Managing a busy studio and with no great interest in education issues, Capuano has become a passionate advocate of the socially transformative effects of the programme.
"When you first get them into the recording studio they're terrified to go into the booth, but if you work with them and build trust with them, they just fly, and within three months they are on stage playing to 500 people. It's incredible," he says.
"One of the other key things that surprised me is that you see all the schools communicating - when I was at school in Glasgow we were quite territorial.
"You see all of them at the gig, you have 17 schools who have been contacting each other and Facebooking each other, and the gig becomes a massive social event. When they're working on things you would expect them to be quite bitchy with each other, but instead they're all really encouraging."
Gilad Tiefenbrun, managing director of sponsor Linn Products (who is himself a keen guitarist and amateur band member) says: "The music industry offers a wider variety of jobs than many people realise.
"Behind The Noise opens school kids' minds to possibilities ranging from performing and producing music to promoting and organising gigs.
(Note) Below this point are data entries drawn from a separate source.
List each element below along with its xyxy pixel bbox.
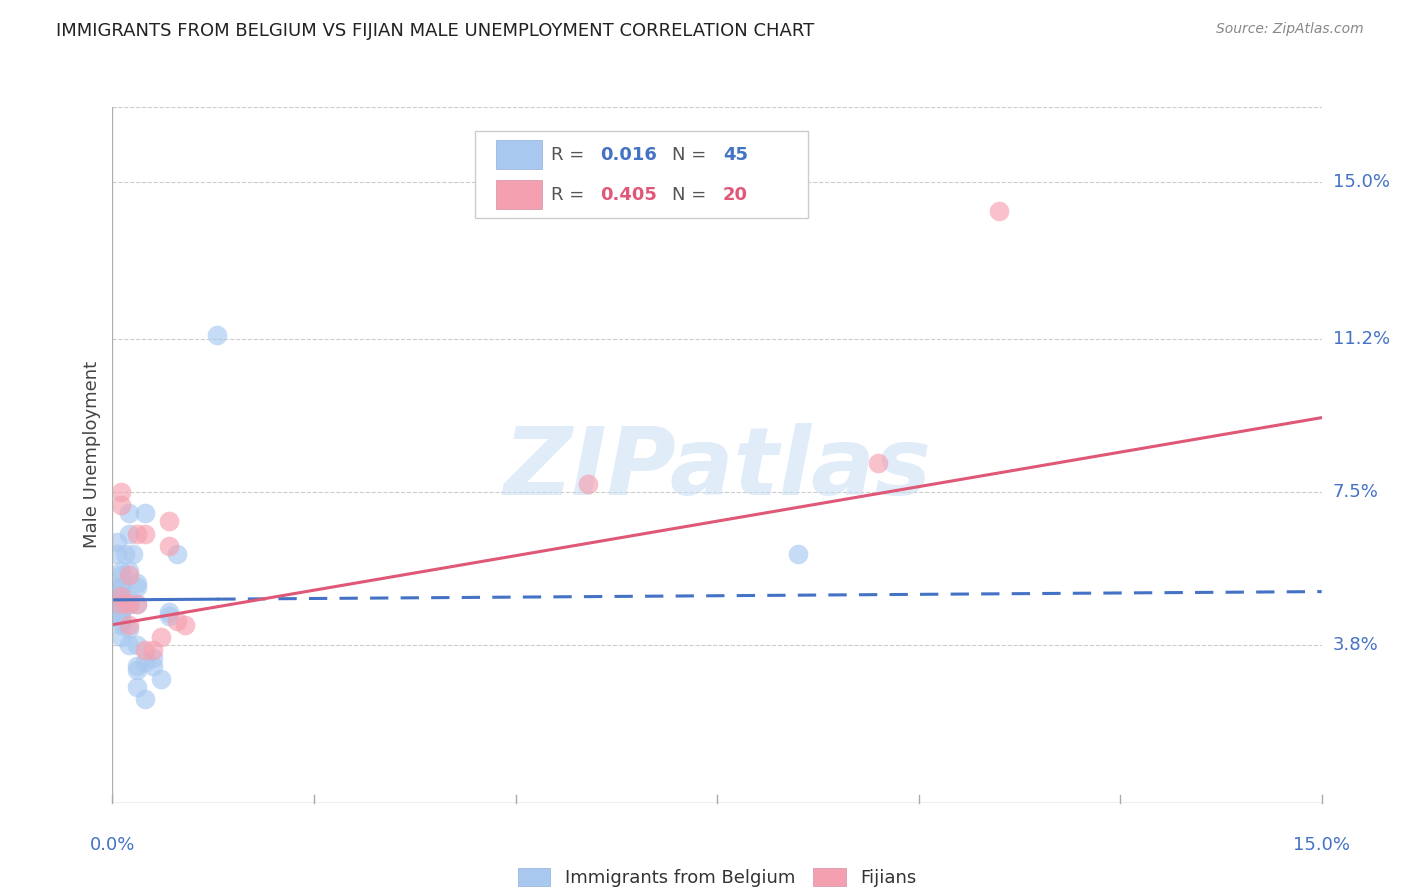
Text: N =: N = <box>672 186 713 204</box>
Point <box>110 614 132 628</box>
Point <box>134 642 156 657</box>
Point <box>117 639 139 653</box>
Point <box>134 526 156 541</box>
Point <box>125 663 148 677</box>
Text: 0.405: 0.405 <box>600 186 657 204</box>
Point <box>117 564 139 578</box>
Point <box>110 485 132 500</box>
Point <box>134 692 156 706</box>
Point <box>157 539 180 553</box>
Point <box>110 589 132 603</box>
Point <box>125 639 148 653</box>
Legend: Immigrants from Belgium, Fijians: Immigrants from Belgium, Fijians <box>510 861 924 892</box>
Point <box>110 581 132 595</box>
Point <box>988 203 1011 218</box>
Point <box>110 601 132 615</box>
Text: 20: 20 <box>723 186 748 204</box>
Point <box>117 526 139 541</box>
Point <box>142 659 165 673</box>
Point <box>117 617 139 632</box>
Point <box>117 592 139 607</box>
Point <box>110 617 132 632</box>
Text: 15.0%: 15.0% <box>1294 836 1350 854</box>
Point <box>125 659 148 673</box>
Point <box>110 589 132 603</box>
FancyBboxPatch shape <box>475 131 807 219</box>
Point <box>134 506 156 520</box>
Point <box>134 655 156 669</box>
Point <box>110 568 132 582</box>
Y-axis label: Male Unemployment: Male Unemployment <box>83 361 101 549</box>
Point <box>166 547 188 561</box>
Text: 3.8%: 3.8% <box>1333 636 1378 655</box>
Point <box>157 605 180 619</box>
Point <box>121 547 143 561</box>
Text: 11.2%: 11.2% <box>1333 330 1391 348</box>
Point <box>166 614 188 628</box>
Point <box>105 581 128 595</box>
Point <box>125 576 148 591</box>
Point <box>105 535 128 549</box>
Point <box>149 672 172 686</box>
Point <box>174 617 197 632</box>
Point <box>105 547 128 561</box>
Text: R =: R = <box>551 146 591 164</box>
Point <box>125 680 148 694</box>
Point <box>117 622 139 636</box>
Point <box>110 498 132 512</box>
Point <box>576 477 599 491</box>
Point <box>125 526 148 541</box>
Point <box>142 651 165 665</box>
Point <box>868 456 890 470</box>
Point <box>149 630 172 644</box>
Text: ZIPatlas: ZIPatlas <box>503 423 931 515</box>
Text: 0.0%: 0.0% <box>90 836 135 854</box>
Point <box>117 568 139 582</box>
Point <box>125 581 148 595</box>
Point <box>110 589 132 603</box>
Point <box>110 581 132 595</box>
Point <box>207 327 229 342</box>
Point <box>114 547 136 561</box>
Text: R =: R = <box>551 186 591 204</box>
Point <box>117 597 139 611</box>
Point <box>157 609 180 624</box>
Point <box>110 564 132 578</box>
Point <box>105 589 128 603</box>
Point <box>110 597 132 611</box>
Point <box>157 514 180 528</box>
Text: IMMIGRANTS FROM BELGIUM VS FIJIAN MALE UNEMPLOYMENT CORRELATION CHART: IMMIGRANTS FROM BELGIUM VS FIJIAN MALE U… <box>56 22 814 40</box>
Point <box>105 597 128 611</box>
Text: 7.5%: 7.5% <box>1333 483 1379 501</box>
Point <box>786 547 808 561</box>
Point <box>110 605 132 619</box>
Text: 45: 45 <box>723 146 748 164</box>
Point <box>125 597 148 611</box>
Text: N =: N = <box>672 146 713 164</box>
Point <box>142 642 165 657</box>
Point <box>125 597 148 611</box>
Point <box>117 506 139 520</box>
Text: Source: ZipAtlas.com: Source: ZipAtlas.com <box>1216 22 1364 37</box>
FancyBboxPatch shape <box>496 140 541 169</box>
Text: 15.0%: 15.0% <box>1333 172 1389 191</box>
Point <box>117 597 139 611</box>
Point <box>110 609 132 624</box>
Point <box>110 597 132 611</box>
Text: 0.016: 0.016 <box>600 146 657 164</box>
Point <box>110 630 132 644</box>
FancyBboxPatch shape <box>496 180 541 210</box>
"And because music is easy to export given the global reach of the web, and the enduring appeal of Scottish bands worldwide, the programme's success can benefit the economy."
Capuano and colleagues are now busying themselves looking for more funding, the ideal scenario being that they will be able to offer a service that works out at a cost of about £3000 per school for free.
He declares himself "very hopeful" about sourcing funds from Creative Scotland because the scheme "covers so many aspects of their [funding qualification] criteria, from performance, to arts events, to transferable skills, and it ticks boxes on the Curriculum for Excellence".
He adds: "A recent survey of 130 Behind The Noise students displayed that many feel the project has increased their confidence, communication, organisational skills and their ability to work within a team.
"It also lets students meet with pupils from different schools and backgrounds. The positive impact of this is displayed in their support and encouragement towards each other at the shows and via positive commenting online. The survey also shows that over 50 students have started new bands or projects since taking part."
For him, one of the qualities that makes the project likely to flourish is that is does not require much top-down imposition.
He says: "We feel that we are only the custodians, the kids themselves have taken ownership of it. They come to us for advice, but they take on the responsibility and they move it from the initial phase of excitement and terror from coming into the studio to what are full-on professional gigs, with changeover times of six or seven minutes.
"The atmosphere of the place on performance night is electric, and the recorded tracks that have been uploaded on internet audio platform SoundCloud have had an astonishing 33,000 combined plays over three weeks."